DARPA study hopes to tap gamers' brainwaves to train swarms of military robots

Contributed by
Feb 10, 2020

For all you gamers out there who may be thinking you’ve been spending a little too much time in the virtual world, we’re here to tell you: don’t stop now, because our national security may depend on you.

Yes, in the great sci-fi tradition of The Last Starfighter and Ender’s Game, the U.S. military is now looking to gamers to help prepare for real-world action. There’s currently a U.S. Defense Advanced Research Projects Agency (DARPA) funded study being done by engineers from the Artificial Intelligence Institute at University at Buffalo, New York, which is taking real data assembled from gamers gaming, in hopes of creating an advanced AI capable of more effectively coordinating swarms of military robots.

Nothing scary about that, right?

Researchers created an unnamed real-time strategy game, which Digital Trends says is reminiscent of games like StarCraft or Stellaris.

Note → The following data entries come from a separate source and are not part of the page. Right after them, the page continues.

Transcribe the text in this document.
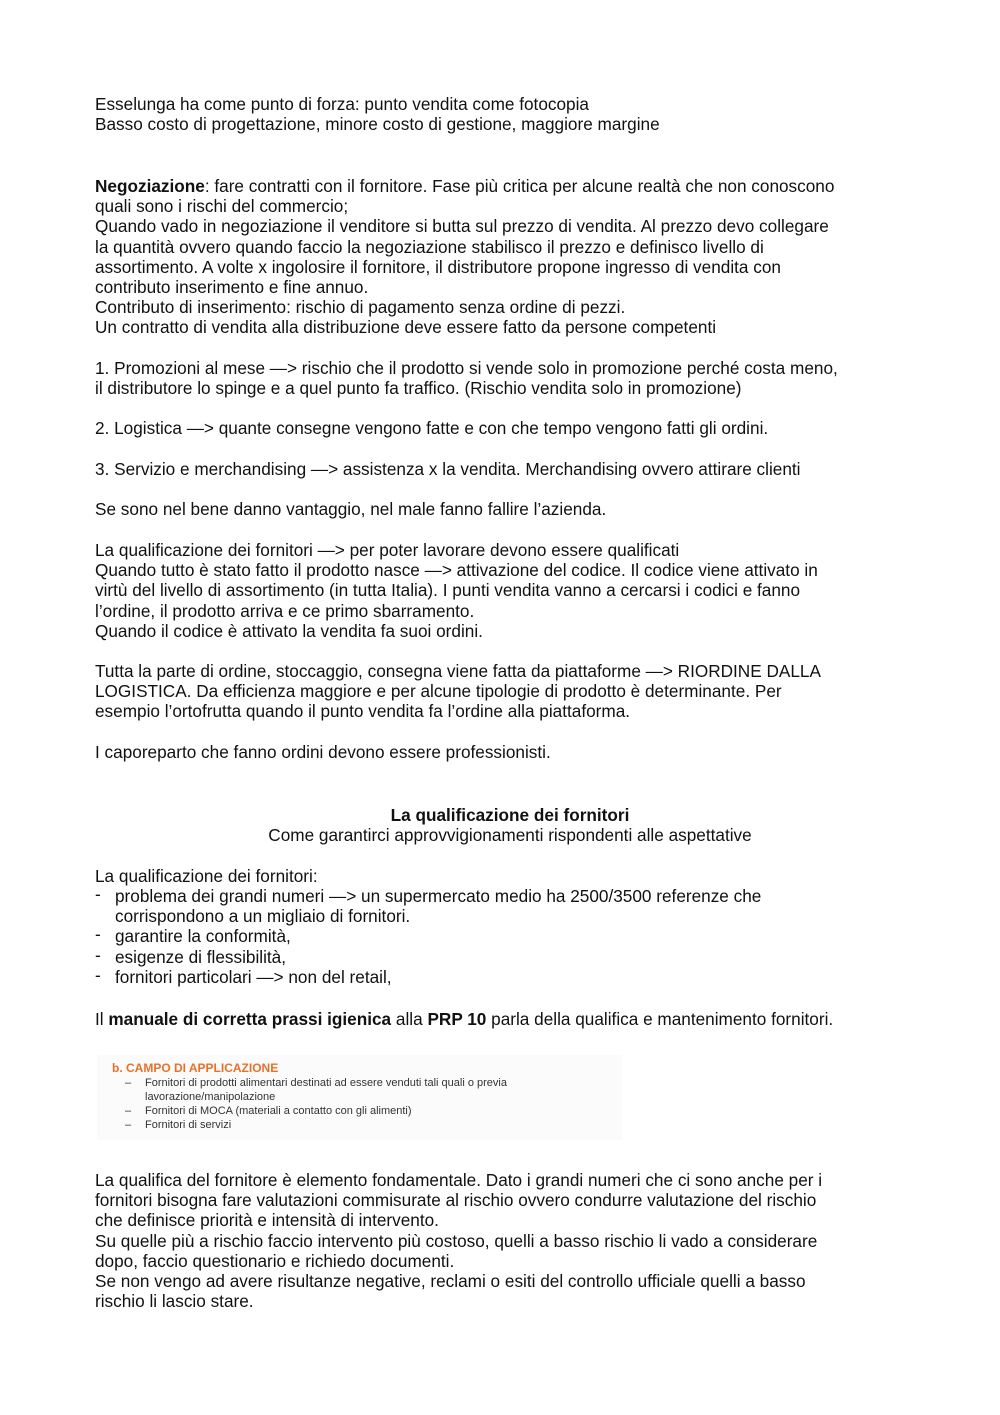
Esselunga ha come punto di forza: punto vendita come fotocopia
Basso costo di progettazione, minore costo di gestione, maggiore margine
Negoziazione: fare contratti con il fornitore. Fase più critica per alcune realtà che non conoscono
quali sono i rischi del commercio;
Quando vado in negoziazione il venditore si butta sul prezzo di vendita. Al prezzo devo collegare
la quantità ovvero quando faccio la negoziazione stabilisco il prezzo e definisco livello di
assortimento. A volte x ingolosire il fornitore, il distributore propone ingresso di vendita con
contributo inserimento e fine annuo.
Contributo di inserimento: rischio di pagamento senza ordine di pezzi.
Un contratto di vendita alla distribuzione deve essere fatto da persone competenti
1. Promozioni al mese —> rischio che il prodotto si vende solo in promozione perché costa meno,
il distributore lo spinge e a quel punto fa traffico. (Rischio vendita solo in promozione)
2. Logistica —> quante consegne vengono fatte e con che tempo vengono fatti gli ordini.
3. Servizio e merchandising —> assistenza x la vendita. Merchandising ovvero attirare clienti
Se sono nel bene danno vantaggio, nel male fanno fallire l’azienda.
La qualificazione dei fornitori —> per poter lavorare devono essere qualificati
Quando tutto è stato fatto il prodotto nasce —> attivazione del codice. Il codice viene attivato in
virtù del livello di assortimento (in tutta Italia). I punti vendita vanno a cercarsi i codici e fanno
l’ordine, il prodotto arriva e ce primo sbarramento.
Quando il codice è attivato la vendita fa suoi ordini.
Tutta la parte di ordine, stoccaggio, consegna viene fatta da piattaforme —> RIORDINE DALLA
LOGISTICA. Da efficienza maggiore e per alcune tipologie di prodotto è determinante. Per
esempio l’ortofrutta quando il punto vendita fa l’ordine alla piattaforma.
I caporeparto che fanno ordini devono essere professionisti.
La qualificazione dei fornitori
Come garantirci approvvigionamenti rispondenti alle aspettative
La qualificazione dei fornitori:
- problema dei grandi numeri —> un supermercato medio ha 2500/3500 referenze che
corrispondono a un migliaio di fornitori.
- garantire la conformità,
- esigenze di flessibilità,
- fornitori particolari —> non del retail,
Il manuale di corretta prassi igienica alla PRP 10 parla della qualifica e mantenimento fornitori.
b. CAMPO DI APPLICAZIONE
– Fornitori di prodotti alimentari destinati ad essere venduti tali quali o previa
lavorazione/manipolazione
– Fornitori di MOCA (materiali a contatto con gli alimenti)
– Fornitori di servizi
La qualifica del fornitore è elemento fondamentale. Dato i grandi numeri che ci sono anche per i
fornitori bisogna fare valutazioni commisurate al rischio ovvero condurre valutazione del rischio
che definisce priorità e intensità di intervento.
Su quelle più a rischio faccio intervento più costoso, quelli a basso rischio li vado a considerare
dopo, faccio questionario e richiedo documenti.
Se non vengo ad avere risultanze negative, reclami o esiti del controllo ufficiale quelli a basso
rischio li lascio stare.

In the new game, players (who are hooked up to EEG and eye tracking tech to record the brain’s activity) must utilize resources to erect units and crush enemies while coordinating “large numbers of agents on-screen to complete their mission objective”

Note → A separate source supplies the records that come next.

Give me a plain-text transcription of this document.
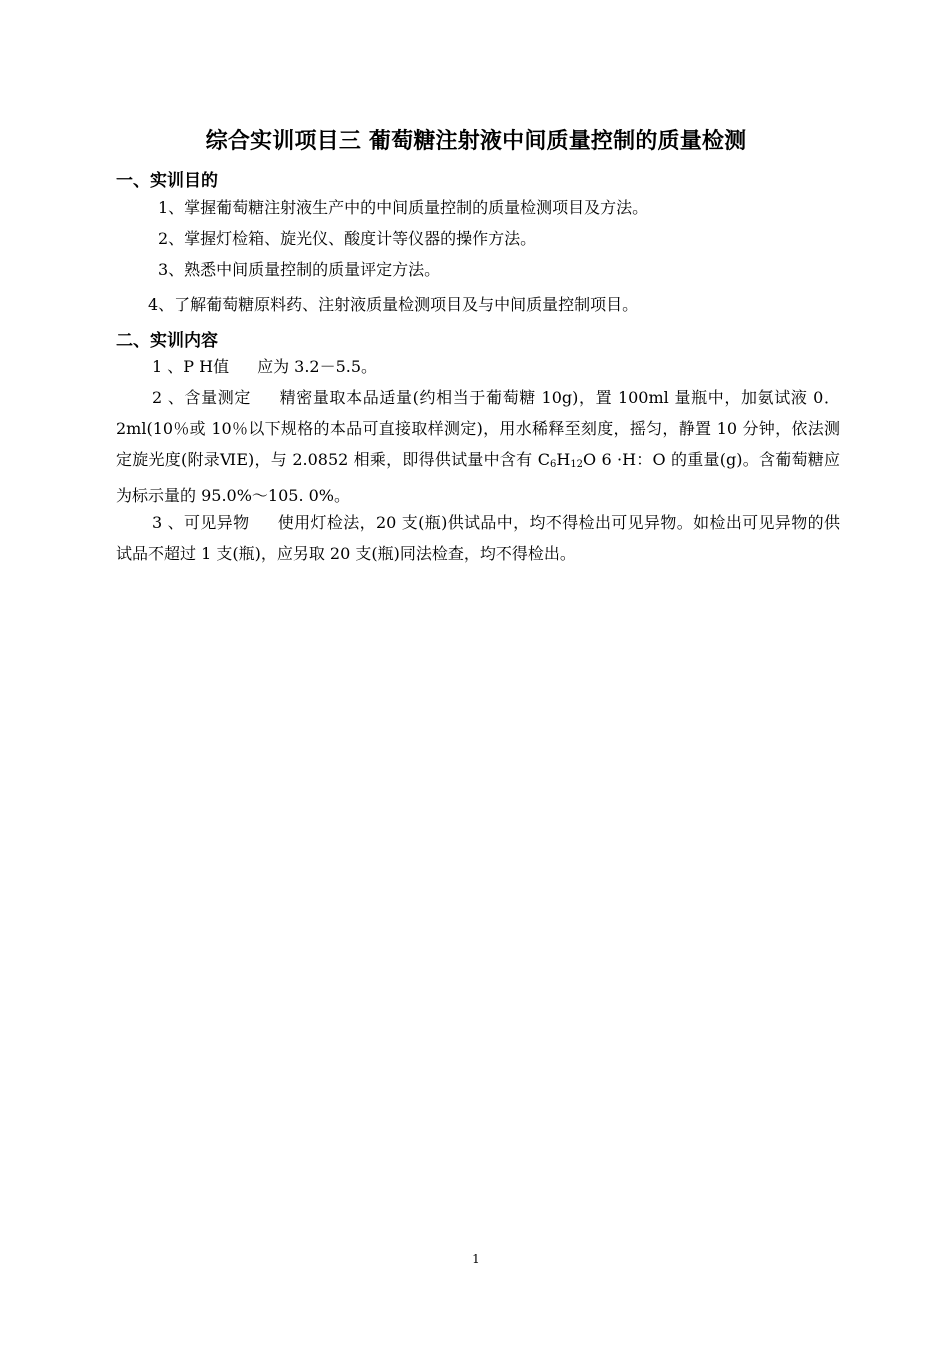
综合实训项目三 葡萄糖注射液中间质量控制的质量检测
一、实训目的
1、掌握葡萄糖注射液生产中的中间质量控制的质量检测项目及方法。
2、掌握灯检箱、旋光仪、酸度计等仪器的操作方法。
3、熟悉中间质量控制的质量评定方法。
4、了解葡萄糖原料药、注射液质量检测项目及与中间质量控制项目。
二、实训内容
1 、P H值 应为 3.2－5.5。
2 、含量测定 精密量取本品适量(约相当于葡萄糖 10g)，置 100ml 量瓶中，加氨试液 0．2ml(10％或 10％以下规格的本品可直接取样测定)，用水稀释至刻度，摇匀，静置 10 分钟，依法测定旋光度(附录ⅥE)，与 2.0852 相乘，即得供试量中含有 $C_6H_{12}O$ 6 ·H：O 的重量(g)。含葡萄糖应为标示量的 95.0%～105. 0%。
3 、可见异物 使用灯检法，20 支(瓶)供试品中，均不得检出可见异物。如检出可见异物的供试品不超过 1 支(瓶)，应另取 20 支(瓶)同法检查，均不得检出。
1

The $316,000 grant will be used to conduct experiments with some 25 participants, who will play between six and seven games with various settings and complexity levels. Fortunately for those likely busy gamers though, each game won’t take hours to complete, just five to ten minutes.

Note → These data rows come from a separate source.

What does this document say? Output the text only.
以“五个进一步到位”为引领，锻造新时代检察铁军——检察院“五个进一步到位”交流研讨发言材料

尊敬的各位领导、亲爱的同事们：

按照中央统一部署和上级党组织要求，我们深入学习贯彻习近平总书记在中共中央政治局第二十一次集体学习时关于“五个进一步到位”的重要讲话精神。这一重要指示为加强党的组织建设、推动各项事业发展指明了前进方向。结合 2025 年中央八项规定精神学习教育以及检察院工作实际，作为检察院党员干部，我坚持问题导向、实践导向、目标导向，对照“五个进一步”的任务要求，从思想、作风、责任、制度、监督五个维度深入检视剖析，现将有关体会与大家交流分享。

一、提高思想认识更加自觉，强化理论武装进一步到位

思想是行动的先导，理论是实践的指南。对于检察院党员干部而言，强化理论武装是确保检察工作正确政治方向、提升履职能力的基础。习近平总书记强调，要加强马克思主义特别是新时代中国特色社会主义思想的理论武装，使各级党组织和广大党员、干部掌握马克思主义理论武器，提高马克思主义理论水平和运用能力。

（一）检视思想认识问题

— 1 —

Machine learning algorithms will inspect the data gleaned from the tested gamers, which will help develop algorithms intended to help future, complex decision-making, autonomous robots work together as cohesive units of upwards of 250 air and ground troops.

The idea stems from a branch of computer science known as swarm intelligence, which dates back to the Def Leppard-fuelled days of the late ‘80s. “It’s a real hot topic,” Souma Chowdhury, one of the project’s leads and an assistant professor of mechanical and aerospace engineering in the School of Engineering and Applied Sciences, told Digital Trends. “It’s becoming known that there are a lot of different applications which could be done by not using a single $1 million robot, but rather a large swarm of simpler, cheaper robots. These could be ground-based, air-based, or a combination of those two approaches.”

According to Chowdhury, the idea behind the study is that by watching how humans play the game, the machines will pick up on the nuances.

“Imagine walking into a classroom where there’s no teacher, and saying ‘let’s learn algebra,’” Chowdhury said. “You can learn just using exercises and textbooks. But it’s going to take a lot more time. If you have a teacher you can follow it’ll make it faster. In this case, we want to see how humans play this game and then use that to significantly speed up the A.I. in learning the behavior. Before it would be necessary to run 10,000 simulations to learn. Now we only need to run perhaps 1,000 simulations and augment this with data from humans.”

Oh good, so we’re that much closer to robot swarms working together to achieve militaristic goals. What could go wrong?!